SuM: Efficient shadow stack protection on ARM Cortex-M

Abstract

System software written in unsafe languages such as C/C++ is susceptible to various types of security vulnerabilities. Historically, backward-edges such as return addresses have been an attractive target for control-flow hijacking attacks due to the severity and ease of exploitation. Although various backward-edge control-flow integrity schemes have been proposed over the years, most of them mainly focus on protecting desktop/server-class systems, leaving embedded systems unprotected. Even worse, bringing their defense mechanisms into resource-constrained embedded systems is undesirable because they were originally designed for high-end computing systems and thus are not directly applicable to embedded systems without compromising performance and real-time constraints. In this paper, we propose Shadow under the Mask (SUM), an efficient and robust backward-edge control flow protection that is applicable to ARM Cortex-M processors. Specifically, SUM realizes a non-bypassable shadow stack mechanism and safeguards its structural integrity in a novel combination of an MPU and FaultMask—an overlooked hardware feature in Cortex-M processors.

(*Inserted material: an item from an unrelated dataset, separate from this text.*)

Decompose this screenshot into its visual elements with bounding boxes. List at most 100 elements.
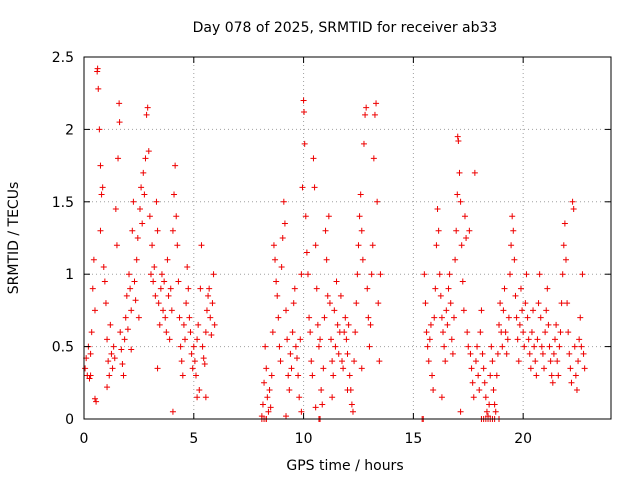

To be more specific, SUM restricts all access to the shadow stack through MPU, ensuring its integrity; and temporarily disables its MPU protection through FaultMask during the execution of safe instructions, guaranteeing that only authorized instructions can modify the shadow stack. In our empirical evaluation, SUM incurs minimal runtime overhead of 2.77% and 2.63%, respectively, on the BEEBS and CoreMark benchmark suites. These results underscore the viability of our proposed approach as a practical and potent solution to address the highlighted cybersecurity challenge.